Close-up of the flowers and green pods
of the pigeon-pea.

Pigeon-pea is a grain legume crop that can be a very important crop in the rural areas where it can be grown for human consumption and supplement the range of food crops available. The introduction of this crop in the rural areas will help alleviate poverty by providing a source of food. In South Africa, this crop is not grown as a field crop. Long-duration unimproved pigeon-pea is grown as shade plants in home gardens, where only a few long rows are planted.

Pigeon-pea has the ability to survive and give good economic returns when planted under dryland conditions. Because this is a legume crop, its root nodules enrich the soil by adding about 40kg of nitrogen per hectare. It can be planted commercially, because its production requires low farming inputs. It is a drought-tolerant crop, and can therefore, be planted under dryland production conditions. After harvesting, it can be used as fodder for feeding animals.

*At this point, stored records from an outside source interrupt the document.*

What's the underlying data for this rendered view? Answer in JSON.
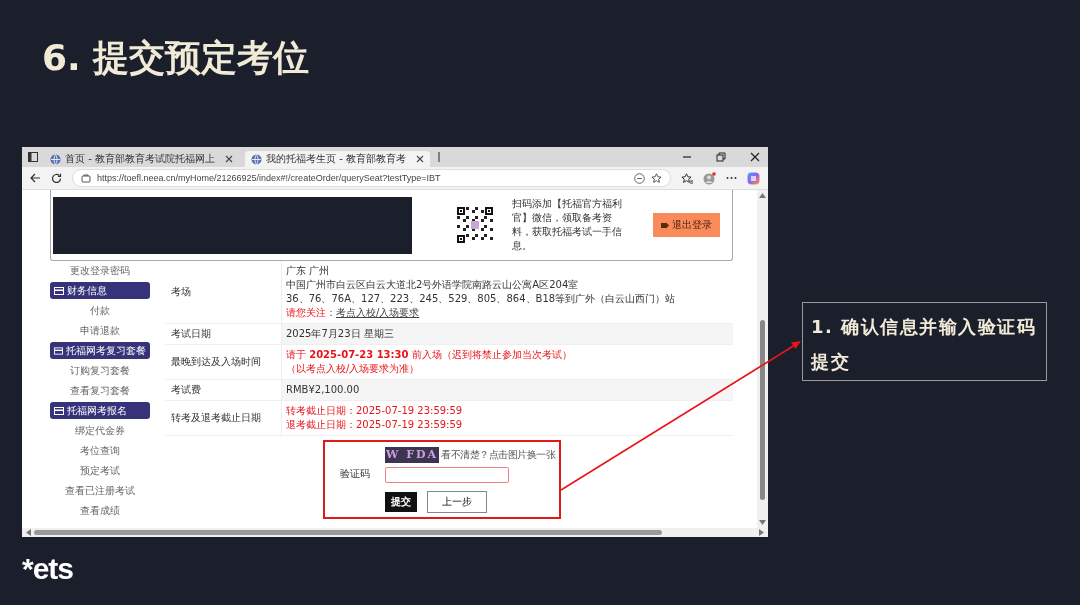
{
  "slide": {
    "title": "6. 提交预定考位",
    "callout": "1. 确认信息并输入验证码提交",
    "logo": "*ets"
  },
  "browser": {
    "tabs": [
      {
        "title": "首页 - 教育部教育考试院托福网上",
        "selected": false
      },
      {
        "title": "我的托福考生页 - 教育部教育考",
        "selected": true
      }
    ],
    "url": "https://toefl.neea.cn/myHome/21266925/index#!/createOrder/querySeat?testType=IBT"
  },
  "page": {
    "banner": {
      "promo_text": "扫码添加【托福官方福利官】微信，领取备考资料，获取托福考试一手信息。",
      "logout_button": "退出登录"
    },
    "sidebar": [
      {
        "label": "更改登录密码",
        "kind": "link"
      },
      {
        "label": "财务信息",
        "kind": "header"
      },
      {
        "label": "付款",
        "kind": "link"
      },
      {
        "label": "申请退款",
        "kind": "link"
      },
      {
        "label": "托福网考复习套餐",
        "kind": "header"
      },
      {
        "label": "订购复习套餐",
        "kind": "link"
      },
      {
        "label": "查看复习套餐",
        "kind": "link"
      },
      {
        "label": "托福网考报名",
        "kind": "header"
      },
      {
        "label": "绑定代金券",
        "kind": "link"
      },
      {
        "label": "考位查询",
        "kind": "link"
      },
      {
        "label": "预定考试",
        "kind": "link"
      },
      {
        "label": "查看已注册考试",
        "kind": "link"
      },
      {
        "label": "查看成绩",
        "kind": "link"
      }
    ],
    "details": [
      {
        "label": "考场",
        "lines": [
          {
            "kind": "plain",
            "text": "广东 广州"
          },
          {
            "kind": "plain",
            "text": "中国广州市白云区白云大道北2号外语学院南路云山公寓A区204室"
          },
          {
            "kind": "plain",
            "text": "36、76、76A、127、223、245、529、805、864、B18等到广外（白云山西门）站"
          },
          {
            "kind": "notice",
            "text": "请您关注：",
            "link": "考点入校/入场要求"
          }
        ]
      },
      {
        "label": "考试日期",
        "lines": [
          {
            "kind": "plain",
            "text": "2025年7月23日 星期三"
          }
        ]
      },
      {
        "label": "最晚到达及入场时间",
        "lines": [
          {
            "kind": "alert",
            "text": "请于 **2025-07-23 13:30** 前入场（迟到将禁止参加当次考试）"
          },
          {
            "kind": "alert",
            "text": "（以考点入校/入场要求为准）"
          }
        ]
      },
      {
        "label": "考试费",
        "lines": [
          {
            "kind": "plain",
            "text": "RMB¥2,100.00"
          }
        ]
      },
      {
        "label": "转考及退考截止日期",
        "lines": [
          {
            "kind": "alert",
            "text": "转考截止日期：2025-07-19 23:59:59"
          },
          {
            "kind": "alert",
            "text": "退考截止日期：2025-07-19 23:59:59"
          }
        ]
      }
    ],
    "captcha": {
      "image_text": "W FDA",
      "hint": "看不清楚？点击图片换一张",
      "label": "验证码",
      "submit_button": "提交",
      "back_button": "上一步"
    }
  }
}
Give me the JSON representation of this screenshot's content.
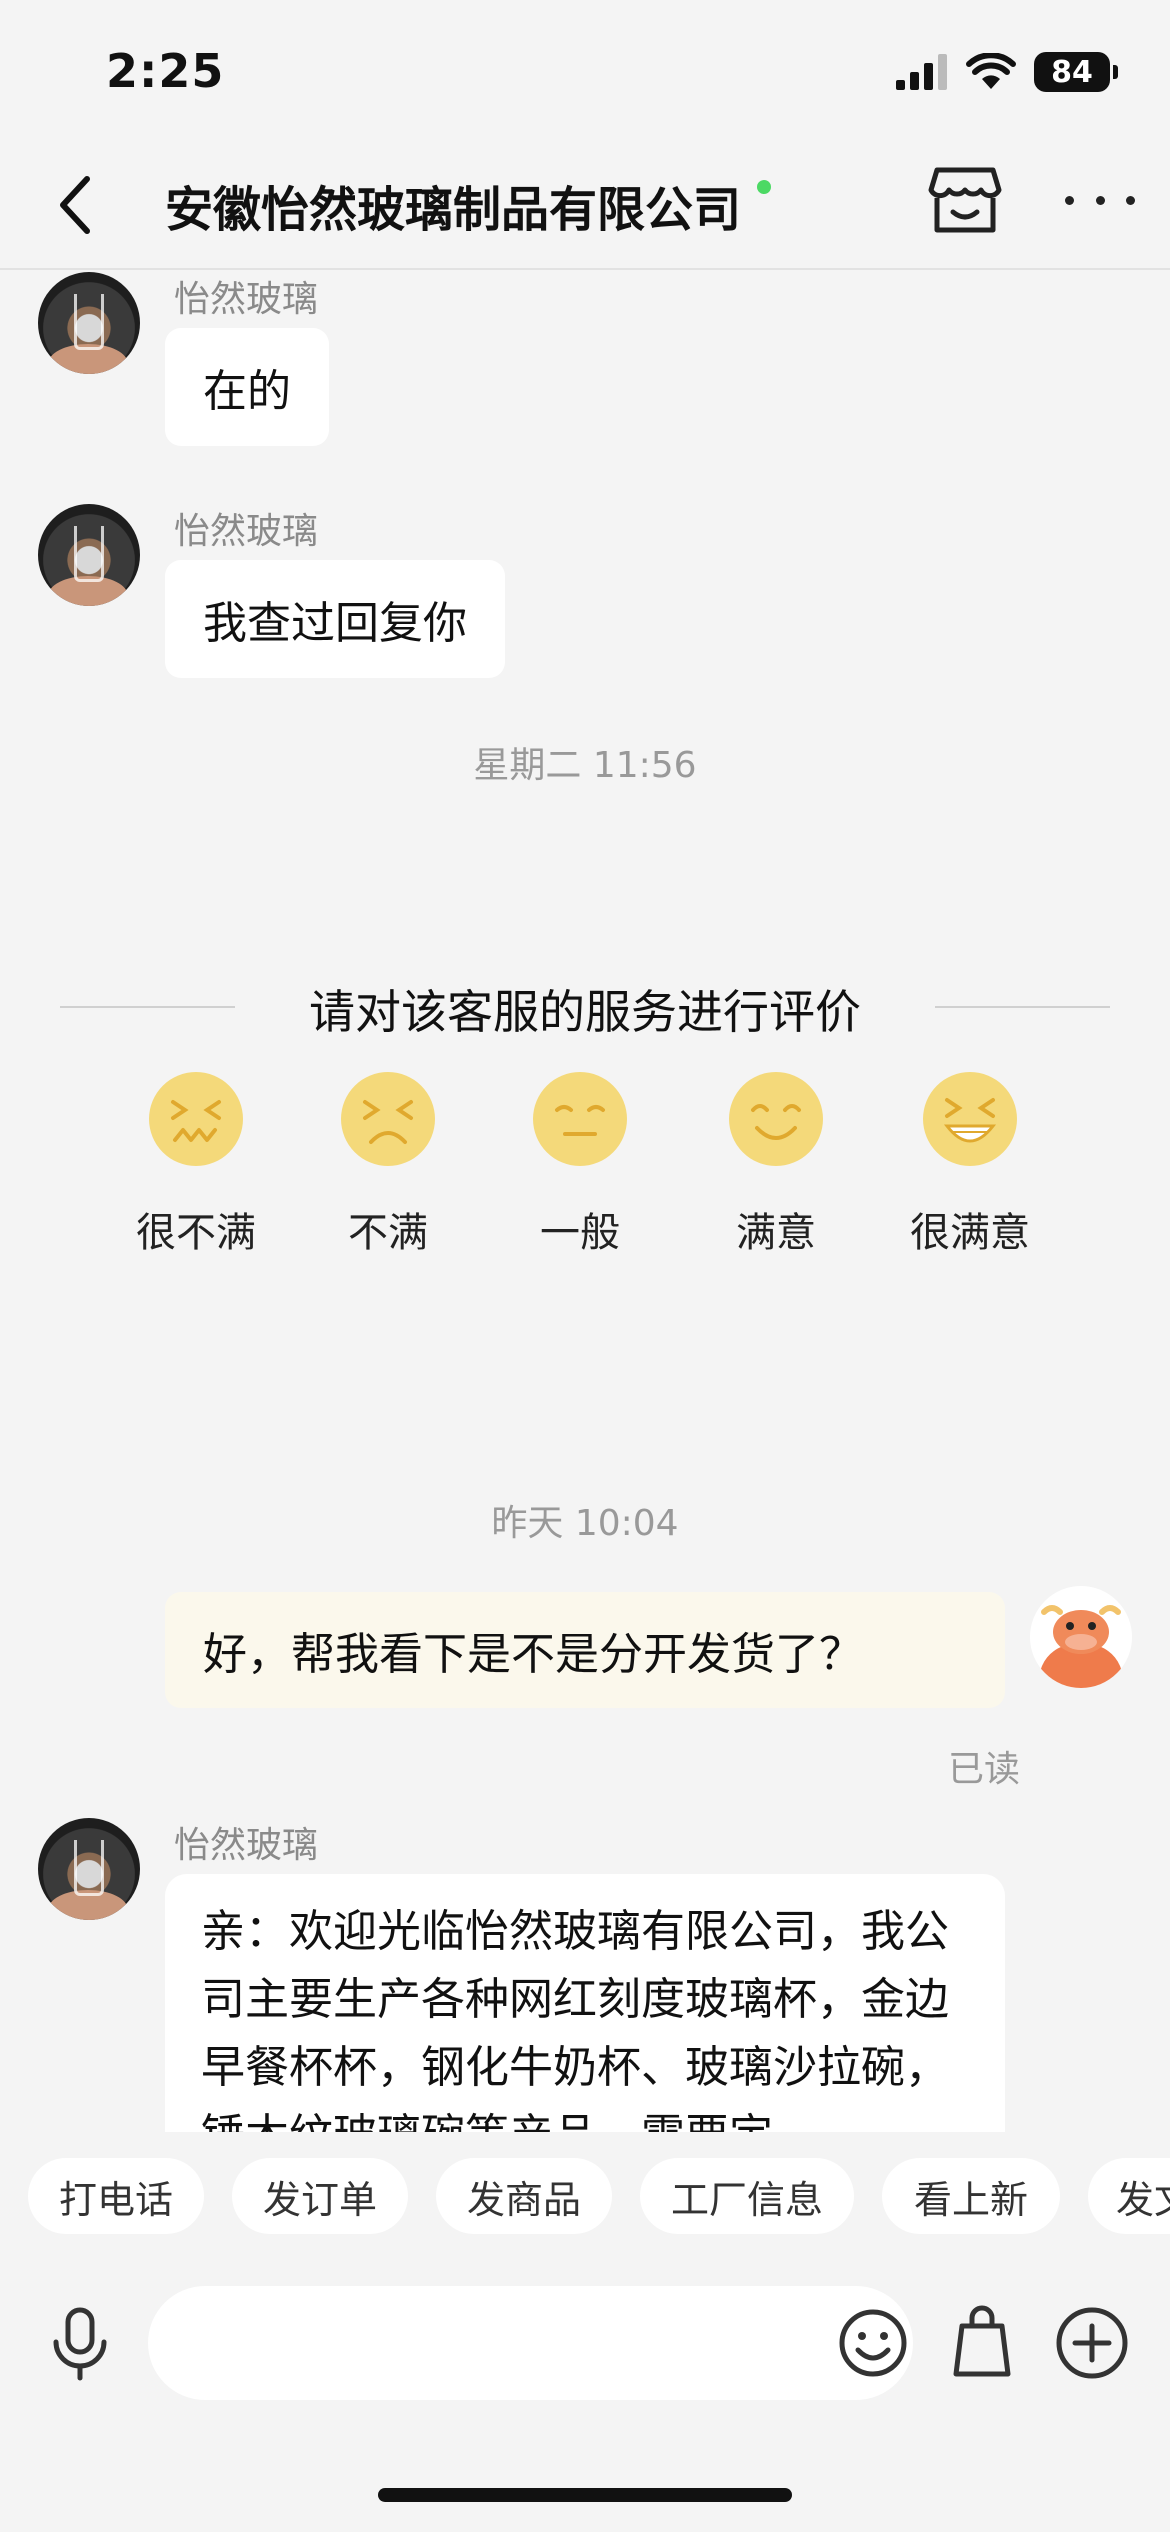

Pigeon-pea can be planted as a food- security crop. It is a good source of protein and vitamin B. Pigeon-pea can be grown on a wide range of soils that is not deficient in lime. The optimum pH is 5-7 (KCI). A fine, smooth, well- prepared seedbed with a moisture content of about 40 to 50% is recommended for efficient germination.

The germination is poor on black turf soils because of their high clay percentage. In general, pigeon-pea is a photoperiod-sensitive crop. The time to flowering and pod setting is affected by the sowing date. The crop should be planted from October through to December.


Shorter, earlier flowering pigeon-pea and slower
growing lines can be seen in the trial plot at an evaluation site.